The purpose of including the Big Dipper and Little Dipper on the ceiling is so that students can see that although they are visible from all positions, they do appear to change. Circumpolar constellations appear to rotate throughout the year which students can visualize in their completed drawings on the investigation sheet.
Sharing Information From the Investigation
I ask students if the Big Dipper and Little Dipper always looked the same. They all say no, that it looks like it changes position or spins around. I ask them what causes this and they tell me the revolution of the Earth around the sun. I point out that we see different constellations at different times of the year because of the Earth's position in its orbit. This also causes the circumpolar constellations, which we see all year, to appear in different positions. I show a couple of the investigation sheets that are well illustrated on the overhead. This helps students visualize what I am discussing, especially for those that may not have illustrated them correctly.

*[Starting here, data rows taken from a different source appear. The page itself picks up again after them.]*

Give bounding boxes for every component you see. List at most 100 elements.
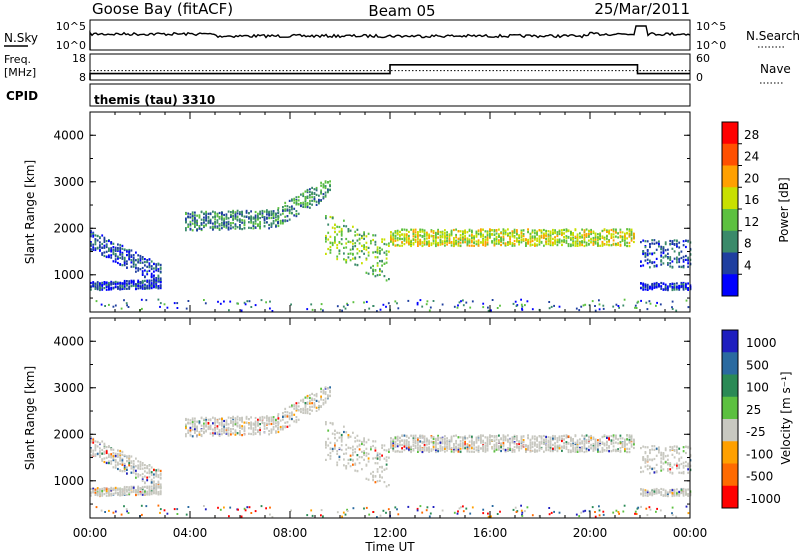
velocity-cell [455, 439, 457, 443]
velocity-cell [232, 418, 234, 421]
velocity-cell [601, 441, 604, 444]
velocity-cell [547, 436, 550, 439]
velocity-cell [155, 473, 158, 476]
velocity-cell [567, 435, 570, 438]
velocity-cell [493, 443, 496, 446]
velocity-cell [423, 437, 426, 440]
velocity-cell [396, 443, 399, 446]
power-cell [90, 248, 92, 251]
power-cell [516, 230, 518, 233]
velocity-cell [254, 428, 257, 431]
power-cell [628, 235, 631, 238]
velocity-cell [394, 443, 397, 446]
velocity-cell [381, 476, 383, 479]
velocity-cell [588, 448, 590, 451]
velocity-cell [498, 439, 500, 442]
power-cell [417, 242, 419, 245]
power-cell [153, 279, 155, 282]
power-cell [419, 228, 422, 231]
power-cell [245, 215, 248, 218]
power-cell [227, 210, 230, 213]
power-cell [148, 264, 151, 267]
power-cell [139, 259, 142, 262]
velocity-cell [243, 421, 246, 424]
velocity-cell [502, 435, 505, 438]
velocity-cell [325, 442, 327, 445]
velocity-cell [324, 401, 327, 404]
power-cell [100, 303, 103, 306]
velocity-cell [374, 462, 377, 465]
power-cell [676, 282, 678, 285]
power-cell [462, 235, 464, 238]
power-cell [421, 230, 424, 233]
velocity-cell [126, 472, 128, 475]
power-cell [425, 303, 428, 306]
velocity-cell [669, 468, 672, 471]
power-cell [667, 285, 669, 288]
velocity-cell [291, 417, 293, 420]
power-cell [196, 228, 198, 231]
velocity-cell [324, 400, 327, 403]
velocity-cell [502, 434, 505, 437]
power-cell [225, 222, 228, 225]
power-cell [572, 240, 574, 243]
velocity-cell [137, 485, 140, 488]
power-cell [246, 300, 249, 303]
power-cell [295, 210, 298, 213]
nsky-line [89, 25, 691, 50]
velocity-cell [137, 475, 140, 478]
power-cell [345, 242, 348, 245]
power-cell [254, 220, 257, 223]
velocity-cell [150, 471, 153, 474]
power-cell [466, 238, 469, 241]
velocity-cell [105, 450, 108, 453]
power-cell [266, 216, 268, 219]
power-cell [450, 230, 453, 233]
power-cell [583, 244, 586, 248]
power-cell [132, 283, 135, 286]
velocity-cell [459, 442, 462, 445]
power-cell [185, 217, 187, 220]
power-cell [157, 298, 160, 301]
velocity-cell [108, 460, 110, 463]
power-cell [329, 215, 332, 219]
velocity-cell [543, 442, 545, 445]
power-cell [621, 239, 624, 242]
power-cell [155, 263, 158, 266]
power-cell [209, 226, 212, 229]
power-cell [313, 196, 316, 199]
velocity-cell [112, 452, 115, 455]
velocity-cell [130, 461, 133, 464]
velocity-cell [141, 493, 144, 496]
velocity-cell [480, 440, 482, 443]
power-cell [119, 281, 122, 285]
power-cell [606, 230, 608, 233]
power-cell [462, 299, 464, 302]
velocity-cell [414, 439, 417, 442]
velocity-cell [248, 432, 250, 435]
power-cell [374, 240, 377, 243]
velocity-cell [313, 398, 316, 401]
power-cell [576, 243, 579, 246]
power-cell [230, 227, 232, 230]
velocity-cell [549, 442, 552, 445]
velocity-cell [128, 460, 131, 463]
power-cell [511, 244, 514, 247]
power-cell [565, 228, 568, 231]
power-cell [207, 212, 210, 215]
power-cell [230, 222, 232, 225]
power-cell [148, 262, 151, 265]
velocity-cell [306, 401, 309, 404]
velocity-cell [592, 442, 595, 446]
velocity-cell [680, 471, 683, 475]
velocity-cell [340, 433, 343, 437]
velocity-cell [198, 433, 201, 436]
power-cell [135, 283, 137, 286]
velocity-cell [159, 491, 162, 494]
power-cell [642, 282, 645, 285]
velocity-cell [644, 465, 647, 468]
power-cell [457, 237, 460, 240]
velocity-cell [187, 421, 190, 424]
velocity-cell [108, 487, 110, 491]
velocity-cell [390, 442, 392, 445]
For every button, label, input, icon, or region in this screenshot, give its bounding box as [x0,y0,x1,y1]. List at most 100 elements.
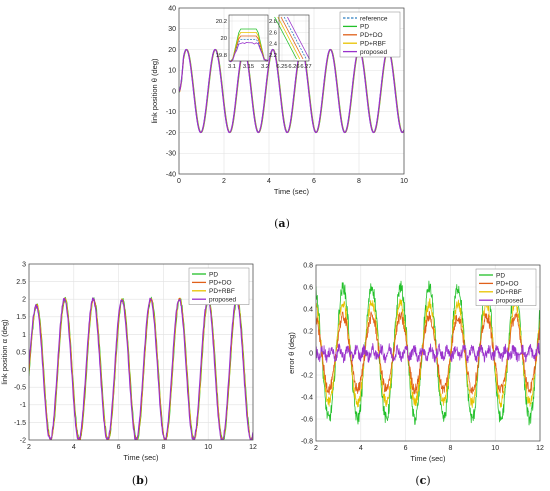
inset-frame [228,14,269,62]
y-tick-label: -0.8 [301,438,313,445]
chart-c: 2 4 6 8 10 12 -0.8 -0.6 -0.4 -0.2 0 0.2 0.4 0.6 0.8 Tim… [287,262,544,487]
series-line-proposed [316,342,540,364]
legend-label: PD [360,24,369,31]
caption-letter: b [136,474,144,487]
series-group [179,48,404,134]
chart-a: 0 2 4 6 8 10 -40 -30 -20 -10 0 10 20 30 40 Time (sec) li… [150,5,408,230]
inset-x-tick: 6.26 [288,64,299,70]
x-tick-label: 12 [536,445,544,452]
y-tick-label: -1.5 [14,420,26,427]
x-tick-label: 4 [267,178,271,185]
zoom-inset-1: 3.1 3.15 3.2 19.8 20 20.2 [216,14,269,70]
y-tick-label: 0.8 [303,262,313,269]
legend-label: PD+DO [360,32,383,39]
inset-frame [278,14,310,62]
inset-x-tick: 3.15 [243,64,254,70]
inset-y-tick: 19.8 [216,53,227,59]
y-tick-label: 1.5 [16,314,26,321]
y-tick-label: 0.4 [303,306,313,313]
inset-x-tick: 6.25 [276,64,287,70]
inset-x-tick: 3.2 [261,64,269,70]
x-tick-label: 6 [312,178,316,185]
axes-frame [315,264,541,442]
series-line-proposed [179,48,404,134]
x-axis-label: Time (sec) [274,187,310,196]
legend-label: PD [496,272,505,279]
legend-label: PD [209,271,218,278]
series-line-pd-rbf [316,298,540,408]
x-tick-label: 2 [314,445,318,452]
subfigure-caption: (b) [132,474,148,487]
y-tick-label: 3 [22,261,26,268]
inset-y-tick: 2.4 [269,42,278,48]
legend-label: PD+RBF [496,289,522,296]
series-group [316,280,540,426]
legend-label: PD+DO [209,280,232,287]
inset-y-tick: 2.2 [269,53,277,59]
y-tick-label: 0 [22,367,26,374]
series-line-proposed [29,297,253,440]
x-tick-label: 8 [357,178,361,185]
y-axis-label: link position α (deg) [0,319,9,385]
inset-line-pd-rbf [229,32,268,62]
x-tick-label: 10 [204,444,212,451]
y-tick-label: -0.5 [14,385,26,392]
x-tick-label: 0 [177,178,181,185]
y-tick-label: -20 [166,130,176,137]
y-tick-label: -2 [20,437,26,444]
y-tick-label: 20 [168,47,176,54]
x-tick-label: 4 [72,444,76,451]
series-group [29,296,253,440]
y-tick-label: -0.2 [301,372,313,379]
inset-line-proposed [228,42,269,63]
inset-line-proposed [287,16,310,60]
x-tick-label: 8 [161,444,165,451]
y-tick-label: -40 [166,171,176,178]
x-axis-label: Time (sec) [410,454,446,463]
x-tick-label: 10 [400,178,408,185]
axes-frame [178,7,405,175]
legend-label: reference [360,15,388,22]
legend-label: PD+RBF [360,41,386,48]
x-tick-label: 10 [491,445,499,452]
y-tick-label: -0.6 [301,416,313,423]
y-tick-label: 0.5 [16,349,26,356]
y-tick-label: -10 [166,109,176,116]
x-tick-label: 4 [359,445,363,452]
inset-line-reference [283,16,307,60]
y-tick-label: 2 [22,297,26,304]
x-tick-label: 2 [222,178,226,185]
y-tick-label: -0.4 [301,394,313,401]
legend-label: PD+RBF [209,288,235,295]
y-tick-label: 0.6 [303,284,313,291]
inset-y-tick: 2.6 [269,30,277,36]
series-line-pd [316,280,540,426]
y-tick-label: 10 [168,68,176,75]
subfigure-caption: (c) [415,474,430,487]
chart-b: 2 4 6 8 10 12 -2 -1.5 -1 -0.5 0 0.5 1 1.5 2 2.5 3 Time (s… [0,261,257,487]
x-tick-label: 12 [249,444,257,451]
zoom-inset-2: 6.25 6.26 6.27 2.2 2.4 2.6 2.8 [269,14,312,70]
legend-label: PD+DO [496,281,519,288]
y-tick-label: -30 [166,151,176,158]
x-tick-label: 2 [27,444,31,451]
inset-x-tick: 3.1 [228,64,236,70]
caption-letter: a [278,217,285,230]
x-tick-label: 6 [404,445,408,452]
inset-line-pd-rbf [277,16,301,60]
y-tick-label: 30 [168,26,176,33]
subfigure-caption: (a) [274,217,290,230]
y-tick-label: 0 [172,88,176,95]
y-axis-label: error θ (deg) [287,332,296,374]
series-line-pd-do [316,311,540,395]
x-axis-label: Time (sec) [123,453,159,462]
y-tick-label: 0.2 [303,328,313,335]
inset-line-pd [274,16,297,60]
caption-letter: c [420,474,427,487]
x-tick-label: 8 [448,445,452,452]
inset-x-tick: 6.27 [300,64,311,70]
x-tick-label: 6 [117,444,121,451]
inset-line-pd-do [280,16,304,60]
inset-y-tick: 20 [221,36,227,42]
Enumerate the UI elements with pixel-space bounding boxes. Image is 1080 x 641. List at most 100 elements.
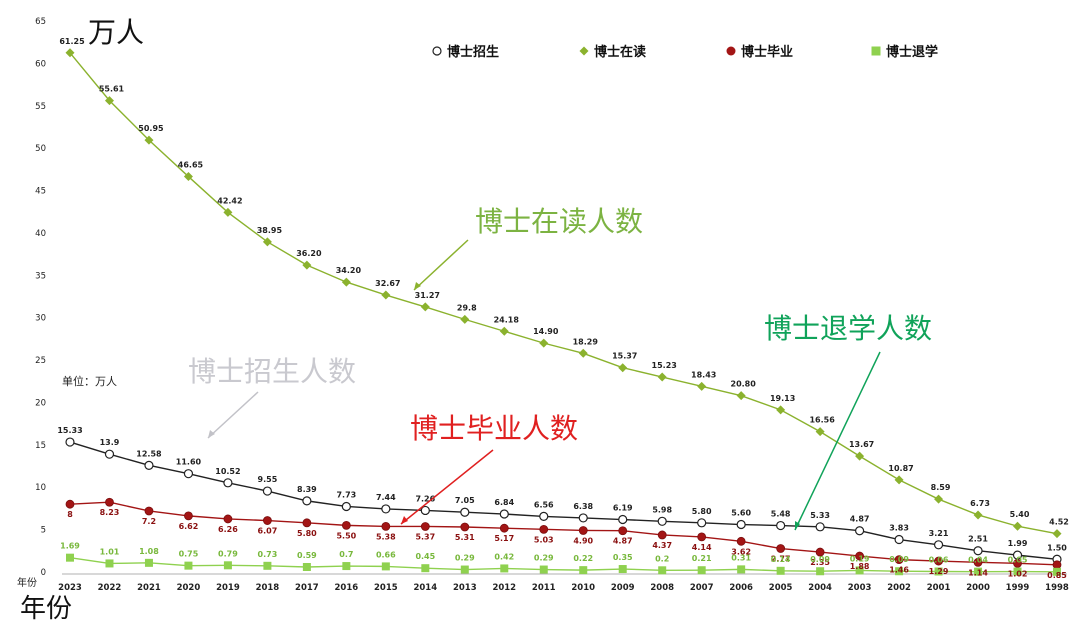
series-2-point [934,556,943,566]
series-2-point [736,536,746,546]
series-1-data-label: 46.65 [178,161,204,170]
series-0-point [854,526,865,536]
series-markers [65,48,1062,576]
series-0-point [973,546,983,556]
series-3-data-label: 0.75 [179,550,199,559]
series-2-point [776,544,786,553]
series-0-point [736,519,746,530]
series-3-point [381,562,390,571]
series-3-data-label: 0.06 [929,555,949,564]
y-tick-label: 15 [35,441,46,451]
series-0-point [894,534,904,545]
series-2-data-label: 1.46 [889,566,909,575]
data-labels: 15.33 13.9 12.58 11.60 10.52 9.55 8.39 7.73 7.44… [57,37,1069,580]
series-2-point [1013,558,1022,568]
series-0-point [578,513,588,523]
series-3-data-label: 0.14 [771,555,791,564]
series-0-data-label: 9.55 [258,475,278,484]
series-2-data-label: 6.07 [258,527,278,536]
x-tick-label: 1998 [1045,583,1069,593]
series-1-data-label: 36.20 [296,249,322,258]
series-3-data-label: 0.31 [731,553,751,562]
series-3-point [500,564,509,573]
series-1-data-label: 61.25 [59,37,85,46]
series-3-data-label: 0.2 [655,554,669,563]
annotation-dropouts-arrowhead [795,521,800,530]
series-2-data-label: 7.2 [142,517,156,526]
series-3-data-label: 0.29 [455,554,475,563]
series-2-data-label: 1.29 [929,567,949,576]
series-3-data-label: 1.08 [139,547,159,556]
legend-marker [579,46,589,56]
series-1-data-label: 24.18 [494,315,520,324]
annotation-graduates-arrowhead [401,516,408,524]
x-axis-corner-label: 年份 [17,576,37,589]
series-0-point [341,501,351,512]
y-tick-label: 0 [41,568,46,578]
series-0-point [262,486,272,496]
x-tick-label: 2021 [137,583,161,593]
series-1-point [262,237,272,247]
series-2-data-label: 5.31 [455,533,475,542]
series-1-point [973,510,983,520]
series-3-point [895,567,904,576]
series-1-point [618,363,628,373]
series-1-data-label: 32.67 [375,279,400,288]
series-0-data-label: 5.48 [771,510,791,519]
x-tick-label: 2004 [808,583,832,593]
series-0-point [460,507,470,517]
series-2-data-label: 8.23 [100,508,120,517]
series-1-point [381,290,391,300]
series-1-data-label: 34.20 [336,266,362,275]
series-3-data-label: 0.09 [810,555,830,564]
y-tick-label: 40 [35,229,46,239]
series-0-data-label: 11.60 [176,458,202,467]
series-3-data-label: 0.66 [376,550,396,559]
series-3-data-label: 0.79 [218,549,238,558]
annotation-admissions-arrow [207,391,259,439]
series-0-data-label: 6.84 [494,498,514,507]
x-tick-label: 2020 [177,583,201,593]
series-3-data-label: 1.69 [60,542,80,551]
series-1-point [499,326,509,336]
series-lines [69,52,1058,573]
annotation-enrolled-arrow [413,239,469,291]
x-tick-label: 2005 [769,583,793,593]
series-3-point [144,558,153,567]
x-tick-label: 2012 [492,583,516,593]
series-1-point [223,207,233,217]
series-2-data-label: 5.17 [494,534,514,543]
series-3-point [658,566,667,575]
series-2-point [184,511,193,521]
series-0-data-label: 3.83 [889,524,909,533]
series-2-data-label: 2.77 [771,555,791,564]
series-3-point [184,561,193,570]
x-axis-title: 年份 [20,594,72,624]
x-axis: 2023 2022 2021 2020 2019 2018 2017 2016 2015 2014… [58,573,1069,593]
series-1-point [657,372,667,382]
series-0-data-label: 12.58 [136,449,162,458]
series-1-line [69,52,1058,535]
series-1-data-label: 16.56 [809,416,835,425]
series-3-data-label: 0.19 [850,554,870,563]
series-0-data-label: 5.33 [810,511,830,520]
y-tick-label: 25 [35,356,46,366]
series-3-data-label: 0.29 [534,554,554,563]
series-1-data-label: 8.59 [931,483,951,492]
series-1-point [578,348,588,358]
x-tick-label: 2016 [335,583,359,593]
series-1-data-label: 13.67 [849,440,874,449]
series-0-data-label: 7.05 [455,496,475,505]
series-3-point [105,559,114,568]
legend-marker [726,46,736,56]
series-1-point [934,494,944,504]
series-1-data-label: 14.90 [533,327,559,336]
y-tick-label: 45 [35,187,46,197]
series-0-point [815,522,825,532]
series-2-data-label: 5.37 [415,532,435,541]
y-tick-label: 65 [35,17,46,27]
series-0-point [933,540,944,550]
series-0-point [697,518,707,528]
series-2-data-label: 4.37 [652,541,672,550]
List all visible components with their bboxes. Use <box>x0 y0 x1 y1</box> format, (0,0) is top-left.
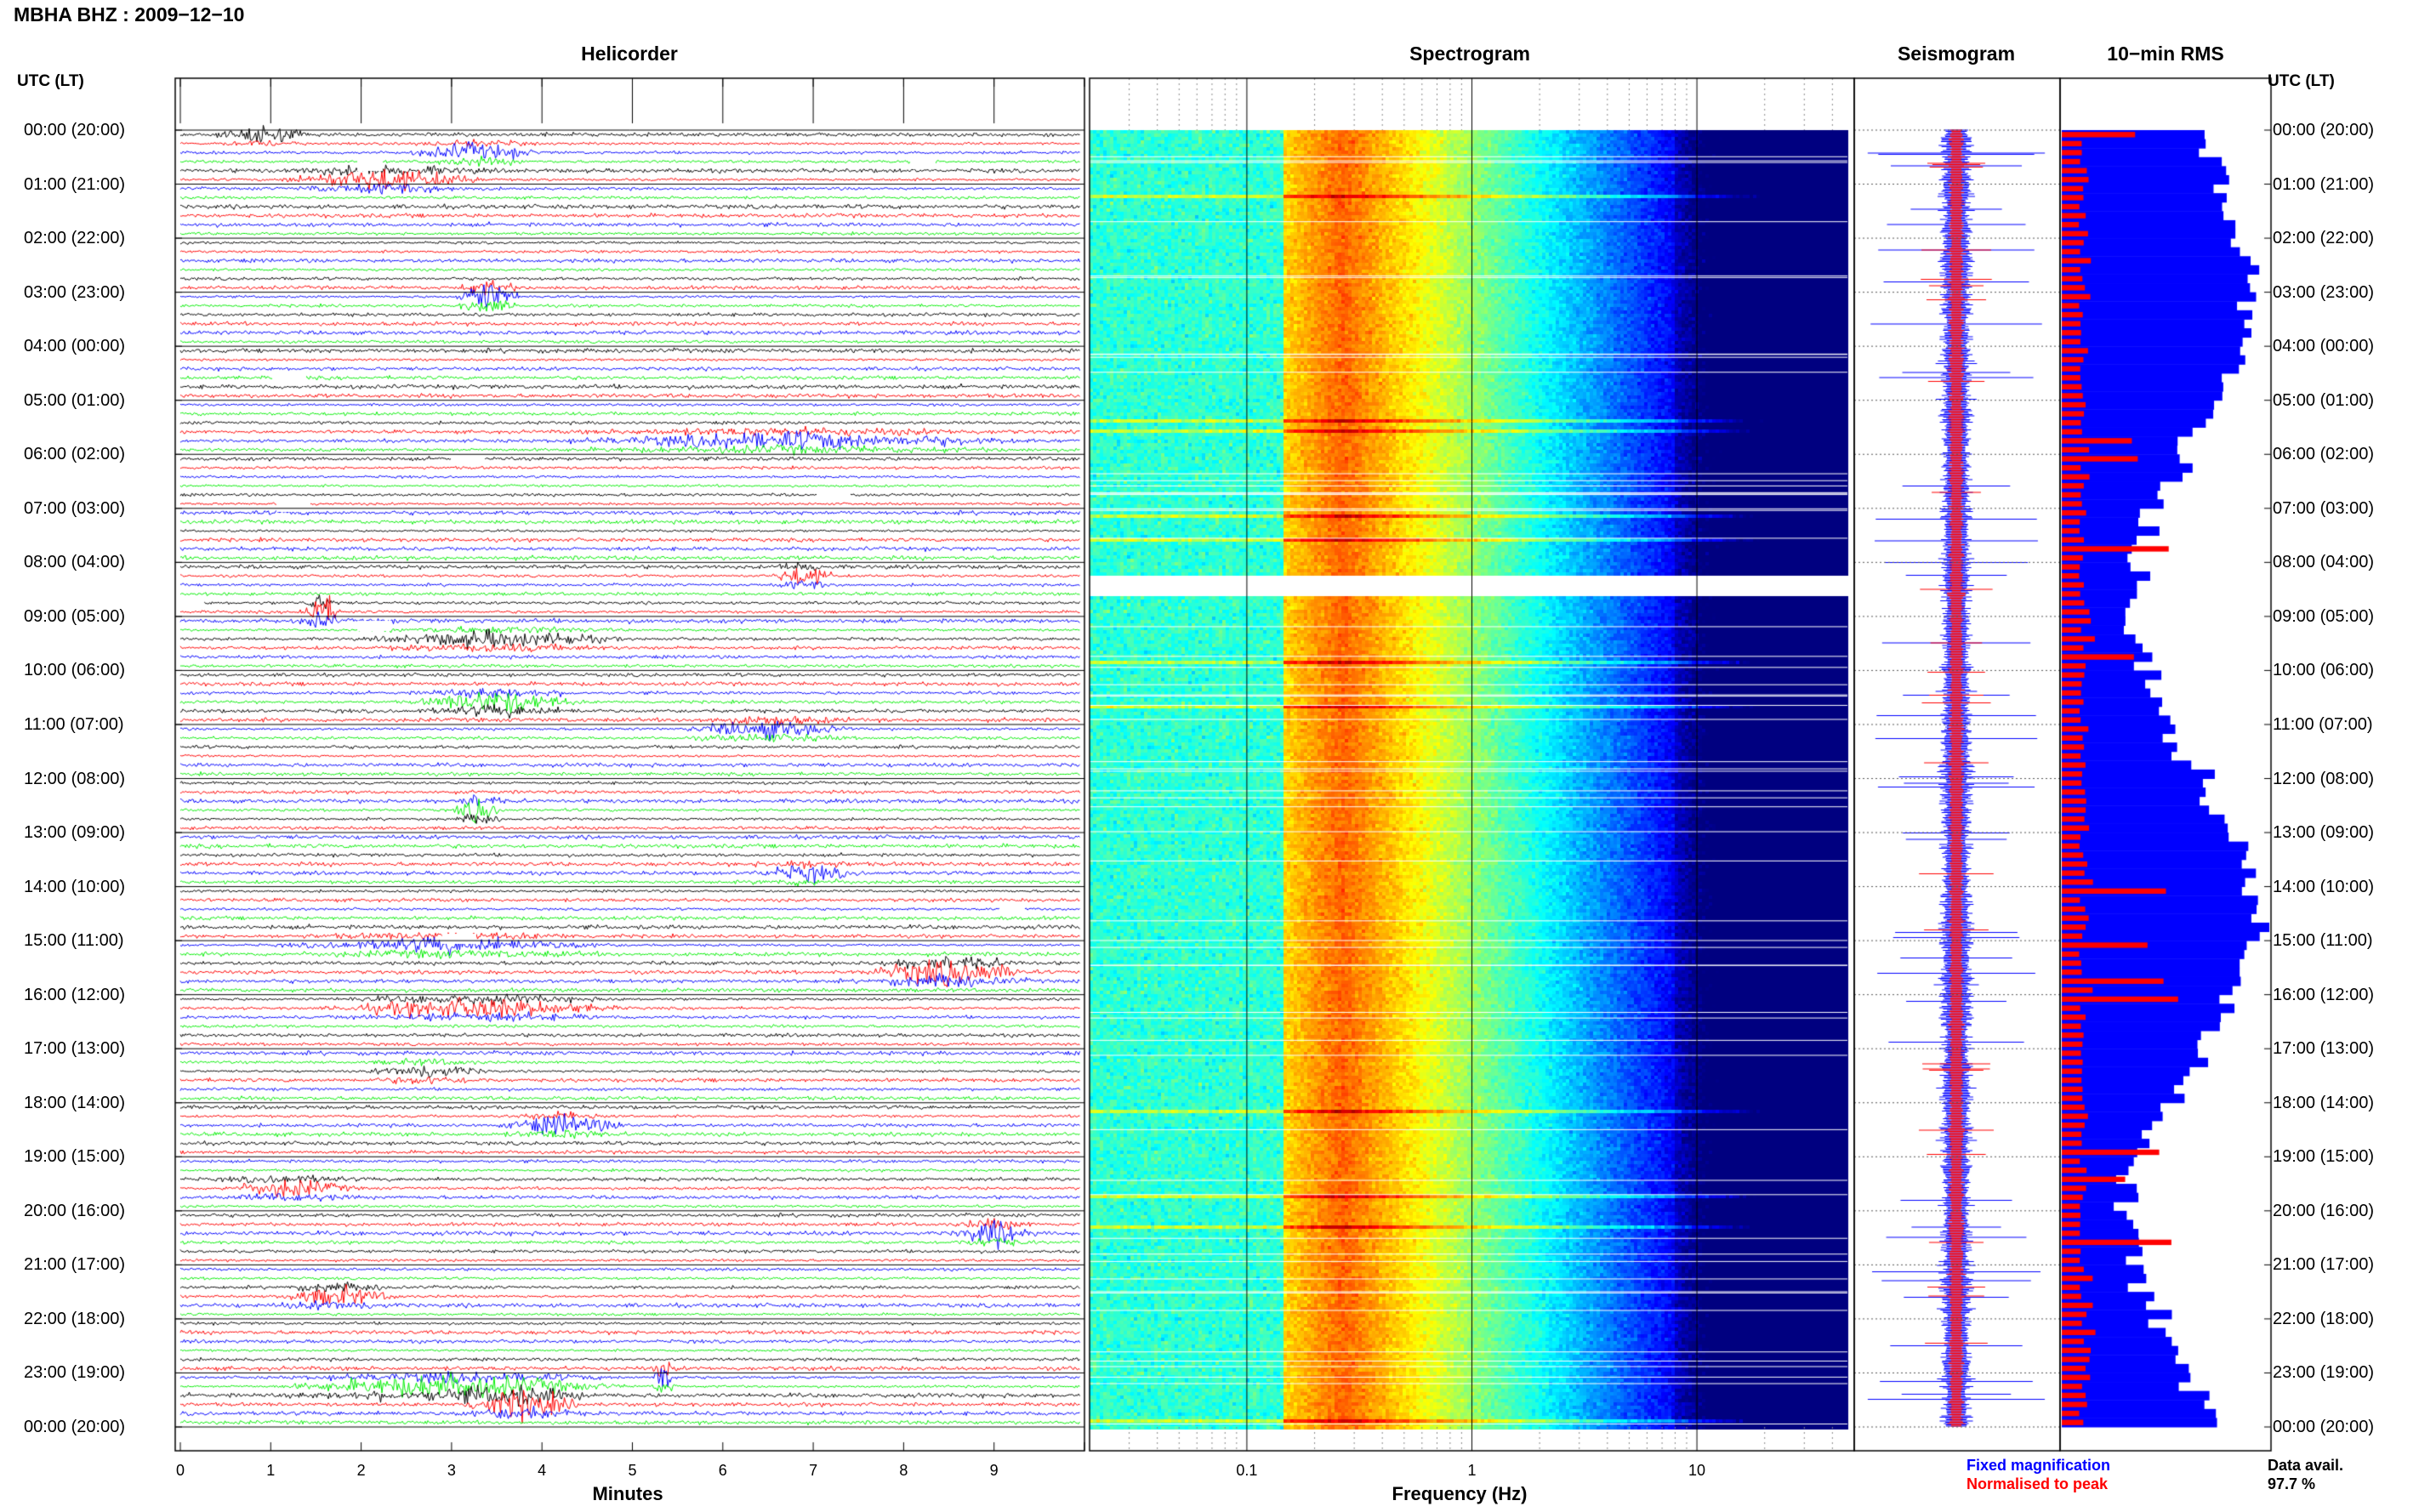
minute-tick-label: 3 <box>447 1462 456 1479</box>
frequency-tick-label: 10 <box>1688 1462 1706 1479</box>
time-label-right: 03:00 (23:00) <box>2273 283 2374 301</box>
chart-title: MBHA BHZ : 2009−12−10 <box>14 3 245 26</box>
time-label-right: 10:00 (06:00) <box>2273 662 2374 679</box>
time-label-right: 05:00 (01:00) <box>2273 391 2374 409</box>
minute-tick-label: 4 <box>538 1462 547 1479</box>
minute-tick-label: 1 <box>266 1462 276 1479</box>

The exit ticket today is very simple. I provide each student with an index card. I ask students to answer the following question on the index card:
How does the revolution of the Earth affect our view of the night sky?
Once I collect all cards, I divide them into three groups. One group consists of cards from students who listed both the fact that we see different constellations at different points in the year, and that the circumpolar constellations appear to rotate. Another group is made up of cards that have only one of these facts listed. Both of these groups are considered as passing because I did not tell them they had to list 2 ways the revolution affects constellations. I had 3 out of 20 list both change to circumpolar and seasonal constellations. 15 out of 20 listed only one of the impacts on constellations, the majority being seasonal constellations are viewed at certain times of year.
The last group consists of cards that do not have either of the facts listed. There were only two cards in this pile and neither of these students even attempted an answer. One left it blank and the other put a question mark. For these two students, I will reteach the differences between the two types of constellations with images from the internet.